2015 Multi-University Training Contest 6 -- 1001 Average

Problem Description
There are n soda sitting around a round table. soda are numbered from 1 to n and i-th soda is adjacent to (i+1)-th soda, 1-st soda is adjacent to n-th soda.

Each soda has some candies in their hand. And they want to make the number of candies the same by doing some taking and giving operations. More specifically, every two adjacent soda x and y can do one of the following operations only once:
1. x-th soda gives y-th soda a candy if he has one;
2. y-th soda gives x-th soda a candy if he has one;
3. they just do nothing.

Now you are to determine whether it is possible and give a sequence of operations.

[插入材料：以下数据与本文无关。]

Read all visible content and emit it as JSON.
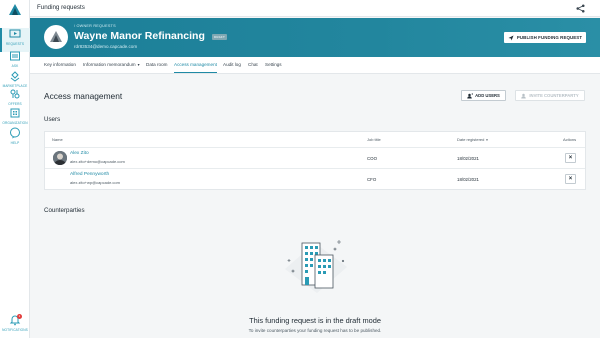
{
  "topbar": {
    "title": "Funding requests"
  },
  "sidebar": {
    "items": [
      {
        "label": "Requests",
        "icon": "requests-icon",
        "active": true
      },
      {
        "label": "Ask",
        "icon": "ask-icon"
      },
      {
        "label": "Marketplace",
        "icon": "marketplace-icon"
      },
      {
        "label": "Offers",
        "icon": "offers-icon"
      },
      {
        "label": "Organization",
        "icon": "organization-icon"
      },
      {
        "label": "Help",
        "icon": "help-icon"
      },
      {
        "label": "Notifications",
        "icon": "bell-icon",
        "badge": "1"
      }
    ]
  },
  "hero": {
    "breadcrumb": "/ OWNER REQUESTS",
    "company": "Wayne Manor Refinancing",
    "status": "DRAFT",
    "email": "rdr83534@demo.capcade.com",
    "publish_label": "PUBLISH FUNDING REQUEST"
  },
  "tabs": [
    {
      "label": "Key information"
    },
    {
      "label": "Information memorandum"
    },
    {
      "label": "Data room"
    },
    {
      "label": "Access management",
      "active": true
    },
    {
      "label": "Audit log"
    },
    {
      "label": "Chat"
    },
    {
      "label": "Settings"
    }
  ],
  "main": {
    "title": "Access management",
    "add_users_label": "ADD USERS",
    "invite_label": "INVITE COUNTERPARTY",
    "users_title": "Users",
    "columns": {
      "name": "Name",
      "job": "Job title",
      "date": "Date registered",
      "actions": "Actions"
    },
    "users": [
      {
        "name": "Alex Zito",
        "email": "alex.zito+demo@capcade.com",
        "job": "COO",
        "date": "18/02/2021",
        "has_avatar": true
      },
      {
        "name": "Alfred Pennyworth",
        "email": "alex.zito+wp@capcade.com",
        "job": "CFO",
        "date": "18/02/2021",
        "has_avatar": false
      }
    ],
    "counterparties_title": "Counterparties",
    "empty_title": "This funding request is in the draft mode",
    "empty_text": "To invite counterparties your funding request has to be published."
  },
  "colors": {
    "accent": "#1f8aa5",
    "hero": "#1c7f98",
    "badge": "#e23b3b"
  }
}
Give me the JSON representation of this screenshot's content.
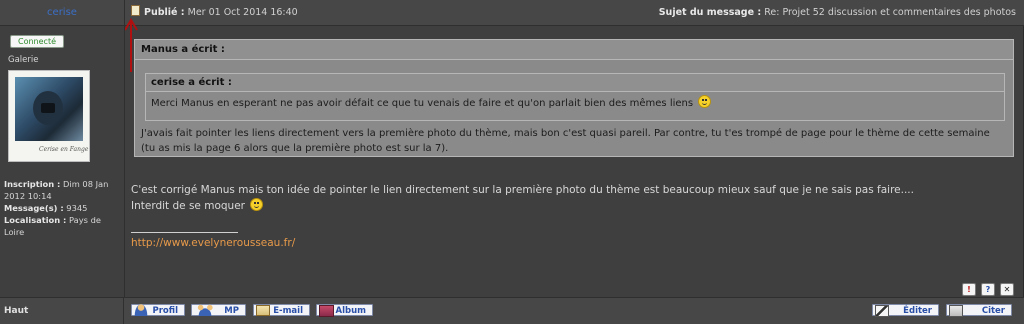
{
  "author": {
    "name": "cerise"
  },
  "post_header": {
    "published_label": "Publié",
    "published_date": "Mer 01 Oct 2014 16:40",
    "subject_label": "Sujet du message",
    "subject": "Re: Projet 52 discussion et commentaires des photos"
  },
  "profile": {
    "status": "Connecté",
    "rank": "Galerie",
    "avatar_caption": "Cerise en Fange",
    "inscription_label": "Inscription :",
    "inscription_value": "Dim 08 Jan 2012 10:14",
    "messages_label": "Message(s) :",
    "messages_value": "9345",
    "location_label": "Localisation :",
    "location_value": "Pays de Loire"
  },
  "message": {
    "outer_quote_author": "Manus a écrit :",
    "inner_quote_author": "cerise a écrit :",
    "inner_quote_text": "Merci Manus en esperant ne pas avoir défait ce que tu venais de faire et qu'on parlait bien des mêmes liens",
    "outer_quote_text": "J'avais fait pointer les liens directement vers la première photo du thème, mais bon c'est quasi pareil. Par contre, tu t'es trompé de page pour le thème de cette semaine (tu as mis la page 6 alors que la première photo est sur la 7).",
    "reply_line1": "C'est corrigé Manus mais ton idée de pointer le lien directement sur la première photo du thème est beaucoup mieux sauf que je ne sais pas faire....",
    "reply_line2": "Interdit de se moquer",
    "signature_link": "http://www.evelynerousseau.fr/"
  },
  "mini_icons": {
    "report": "!",
    "info": "?",
    "delete": "✕"
  },
  "footer": {
    "top_label": "Haut",
    "profile_btn": "Profil",
    "mp_btn": "MP",
    "email_btn": "E-mail",
    "album_btn": "Album",
    "edit_btn": "Éditer",
    "quote_btn": "Citer"
  },
  "icons": {
    "post_icon": "post-icon",
    "smiley": "smiley-icon",
    "arrow": "red-arrow-annotation"
  },
  "colors": {
    "background": "#3f3f3f",
    "header_bg": "#474747",
    "quote_bg": "#8a8a8a",
    "author_color": "#3b6fc7",
    "link_color": "#e89a4a",
    "online_color": "#2e8b2e",
    "arrow_color": "#b01010"
  }
}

题目大意就是n个人围一圈，每个人都有ai的糖，相邻的人可以给一次糖，并且一次一颗，问是否能实现所有人的糖数量相等，并输出一种方案。

有两个容易想到的判断条件：
1、ai的和sum%n!=0，那么一定不行，输出“NO”；
2、相邻差的绝对值大于2，也不行，大于2之后一定无法使ai变成平均值；

接下来就是构造方案的问题，由于相邻的只能给一次糖，我们按一定的顺序构造，先将每个ai减去均值，由于前面2的判断条件,ai只能为-1,1,0,因此我们先确定a[1]的情况(a[1]给a[2]糖，a[2]给a[1]糖，什么都不做)，然后依次考虑a[i]与a[i+1]的关系，a[i]=-1则a[i+1]给a[i]糖，a[i]=1则a[i]给a[i+1]糖，a[i]=0则什么都不用做>.<

开始WA了由于没考虑移动会出现负数的情况，比如5 1 1 1 1 1 可以不移动输出 YES 0 或者YES 5 2->1 3->2 4->3 5->4 1->5，但 5 0 0 0 0 0输出只能为YES 0,因为移动会产生负数，所以对于数字相同的加一个特判就可以了。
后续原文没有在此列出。